S'agissant du numérique, je dois vous avouer que le ministère de l'intérieur ne sait pas mener des projets numériques. Ce n'est pas comme Bercy, qui a su mener de bout en bout la procédure de prélèvement à la source lorsque j'étais à la tête des services fiscaux. J'essaie de remédier à ce problème en mettant de l'argent et des compétences. Par exemple, il est significatif que l'École polytechnique affecte dorénavant quatre de ses élèves vers la police. Nous montons en gamme en matière de compétences.
Nous avons aussi besoin d'un changement de mentalité profond à cet égard. Par exemple, la plainte numérique est une révolution qui mettra sans doute du temps à s'imposer, surtout qu'il faut se coordonner avec la justice.
Scribe et le logiciel de rédaction des procédures de la police nationale (LRPPN) sont donc les deux chantiers prioritaires, et ils ne sont pas dissociables de la réforme que je porte.
Pour ce qui est de l'immobilier, la LOPMI prévoit 400 millions d'euros par an pour des projets immobiliers. Des regroupements de locaux seront nécessaires, mais, dans les faits, il y en a déjà.
Nous serons prêts pour décembre 2023, même s'il faudra attendre encore deux ou trois ans pour que tous les textes réglementaires soient pris ou adaptés. De mémoire, il y en a 176.
Vous m'interrogez sur les stocks, mais ce problème n'est pas propre à la réforme de la police judiciaire. Il n'est pas compliqué de faire baisser les chiffres de la délinquance. Il suffit de décaler certaines plaintes dans le temps ou d'orienter les plaignants vers des mains courantes. Pour ma part, je ne veux pas tricher.
On assiste ces dernières années à une multiplication du nombre des atteintes aux personnes en raison de la nouvelle doctrine sur les violences conjugales. J'ai donné pour instruction aux policiers et gendarmes d'encourager le dépôt de plainte plutôt que la main courante. En 2022, il y a eu 400 000 interventions pour ce motif, mais le résultat, compte tenu des problèmes d'effectifs, c'est que les atteintes aux biens sont traitées avec moins de célérité.
Par ailleurs, nous avons remis beaucoup de monde sur la voie publique, ce qui laisse moins d'effectifs pour les enquêtes.
Enfin, le nombre de policiers municipaux a augmenté. Ce matin, j'étais à Saint-Denis. Il y a désormais quasiment une centaine de policiers municipaux à Saint-Denis, qui apportent des affaires supplémentaires au commissariat.

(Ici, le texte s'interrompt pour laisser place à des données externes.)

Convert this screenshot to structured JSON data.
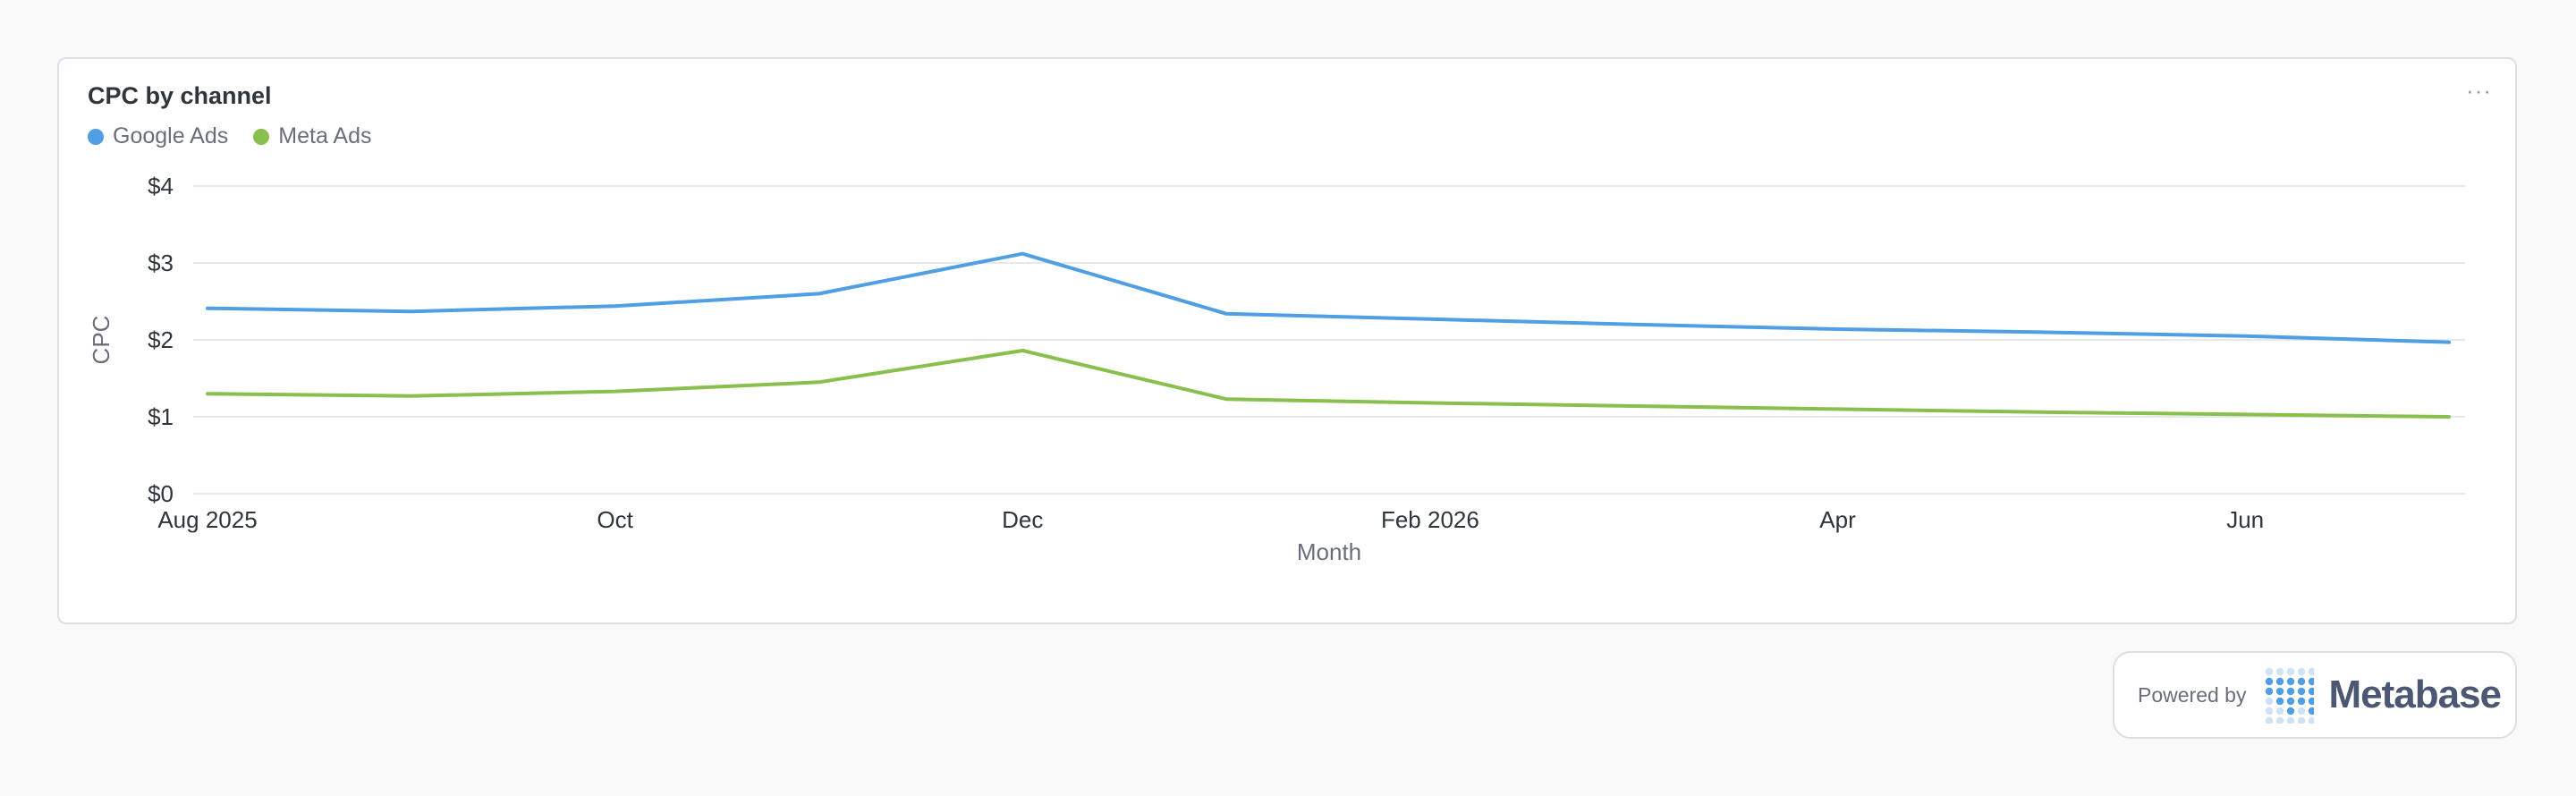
{
  "card": {
    "title": "CPC by channel",
    "menu_icon": "more-horizontal-icon"
  },
  "footer": {
    "powered_label": "Powered by",
    "brand": "Metabase",
    "logo_icon": "metabase-logo-icon"
  },
  "chart_data": {
    "type": "line",
    "title": "CPC by channel",
    "xlabel": "Month",
    "ylabel": "CPC",
    "x": [
      "2025-08",
      "2025-09",
      "2025-10",
      "2025-11",
      "2025-12",
      "2026-01",
      "2026-02",
      "2026-03",
      "2026-04",
      "2026-05",
      "2026-06",
      "2026-07"
    ],
    "x_tick_labels": [
      {
        "x": "2025-08",
        "label": "Aug 2025"
      },
      {
        "x": "2025-10",
        "label": "Oct"
      },
      {
        "x": "2025-12",
        "label": "Dec"
      },
      {
        "x": "2026-02",
        "label": "Feb 2026"
      },
      {
        "x": "2026-04",
        "label": "Apr"
      },
      {
        "x": "2026-06",
        "label": "Jun"
      }
    ],
    "y_ticks": [
      {
        "value": 0,
        "label": "$0"
      },
      {
        "value": 1,
        "label": "$1"
      },
      {
        "value": 2,
        "label": "$2"
      },
      {
        "value": 3,
        "label": "$3"
      },
      {
        "value": 4,
        "label": "$4"
      }
    ],
    "ylim": [
      0,
      4
    ],
    "grid": true,
    "legend_position": "top-left",
    "series": [
      {
        "name": "Google Ads",
        "color": "#509ee3",
        "values": [
          2.41,
          2.37,
          2.44,
          2.6,
          3.12,
          2.34,
          2.27,
          2.2,
          2.14,
          2.1,
          2.05,
          1.97
        ]
      },
      {
        "name": "Meta Ads",
        "color": "#88bf4d",
        "values": [
          1.3,
          1.27,
          1.33,
          1.45,
          1.86,
          1.23,
          1.18,
          1.14,
          1.1,
          1.06,
          1.03,
          1.0
        ]
      }
    ]
  }
}
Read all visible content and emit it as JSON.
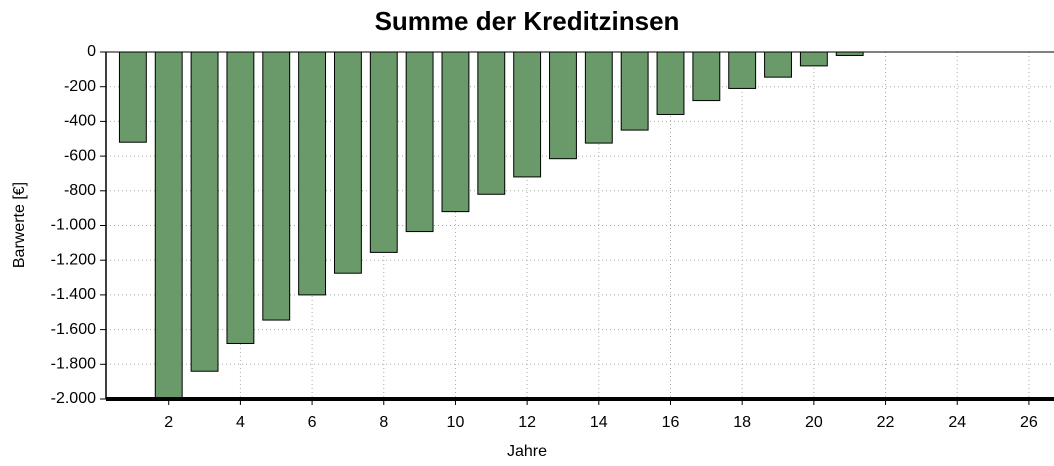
{
  "chart_data": {
    "type": "bar",
    "title": "Summe der Kreditzinsen",
    "x_label": "Jahre",
    "y_label": "Barwerte [€]",
    "x": [
      1,
      2,
      3,
      4,
      5,
      6,
      7,
      8,
      9,
      10,
      11,
      12,
      13,
      14,
      15,
      16,
      17,
      18,
      19,
      20,
      21
    ],
    "values": [
      -520,
      -2000,
      -1840,
      -1680,
      -1545,
      -1400,
      -1275,
      -1155,
      -1035,
      -920,
      -820,
      -720,
      -615,
      -525,
      -450,
      -360,
      -280,
      -210,
      -145,
      -80,
      -20
    ],
    "color": "#6a9a6a",
    "xlim": [
      0.25,
      26.7
    ],
    "xticks": [
      2,
      4,
      6,
      8,
      10,
      12,
      14,
      16,
      18,
      20,
      22,
      24,
      26
    ],
    "ylim": [
      -2000,
      0
    ],
    "yticks": [
      0,
      -200,
      -400,
      -600,
      -800,
      {
        "value": -1000,
        "label": "-1.000"
      },
      {
        "value": -1200,
        "label": "-1.200"
      },
      {
        "value": -1400,
        "label": "-1.400"
      },
      {
        "value": -1600,
        "label": "-1.600"
      },
      {
        "value": -1800,
        "label": "-1.800"
      },
      {
        "value": -2000,
        "label": "-2.000"
      }
    ],
    "grid": true
  }
}
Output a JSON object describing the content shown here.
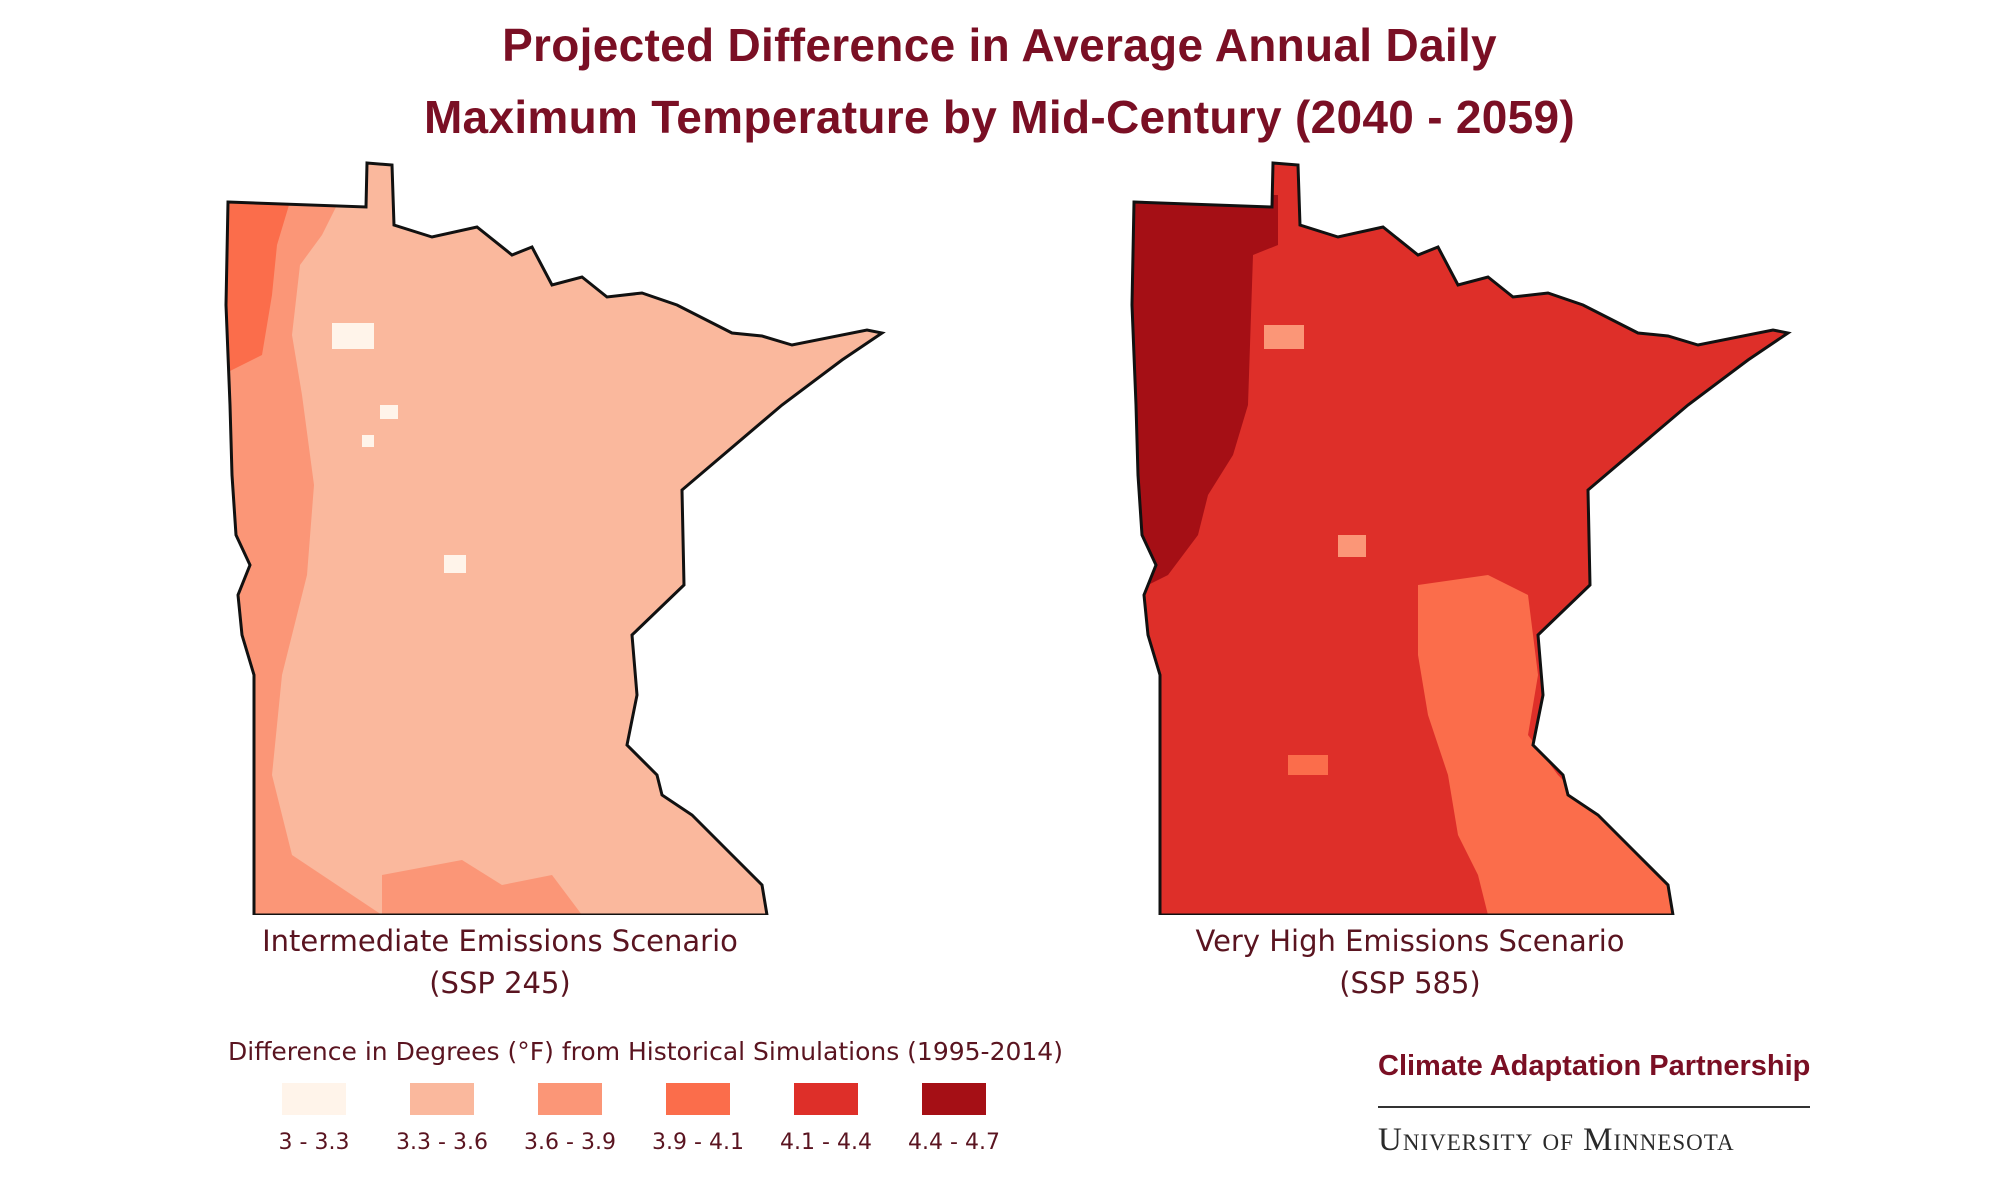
{
  "title_line1": "Projected Difference in Average Annual Daily",
  "title_line2": "Maximum Temperature by Mid-Century (2040 - 2059)",
  "maps": [
    {
      "caption_line1": "Intermediate Emissions Scenario",
      "caption_line2": "(SSP 245)",
      "colors": {
        "base": "#fab89d",
        "mid": "#fb9677",
        "high": "#fb6d4b",
        "patch": "#fff4ea"
      }
    },
    {
      "caption_line1": "Very High Emissions Scenario",
      "caption_line2": "(SSP 585)",
      "colors": {
        "base": "#de2f29",
        "mid": "#fb6d4b",
        "high": "#a50f15",
        "patch": "#fb9677"
      }
    }
  ],
  "legend": {
    "title": "Difference in Degrees (°F) from Historical Simulations (1995-2014)",
    "items": [
      {
        "label": "3 - 3.3",
        "color": "#fff4ea"
      },
      {
        "label": "3.3 - 3.6",
        "color": "#fab89d"
      },
      {
        "label": "3.6 - 3.9",
        "color": "#fb9677"
      },
      {
        "label": "3.9 - 4.1",
        "color": "#fb6d4b"
      },
      {
        "label": "4.1 - 4.4",
        "color": "#de2f29"
      },
      {
        "label": "4.4 - 4.7",
        "color": "#a50f15"
      }
    ]
  },
  "branding": {
    "partner": "Climate Adaptation Partnership",
    "university": "University of Minnesota"
  }
}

Il faut aussi que les parquets suivent dans le traitement des procédures. Je sais que les policiers de police judiciaire craignent qu'on ne les utilise pour traiter des affaires secondaires et résorber le stock, mais c'est déjà le cas dans les faits.
Je le répète, pour améliorer l'efficacité de la chaîne pénale, nous avons besoin d'une coordination avec les parquets.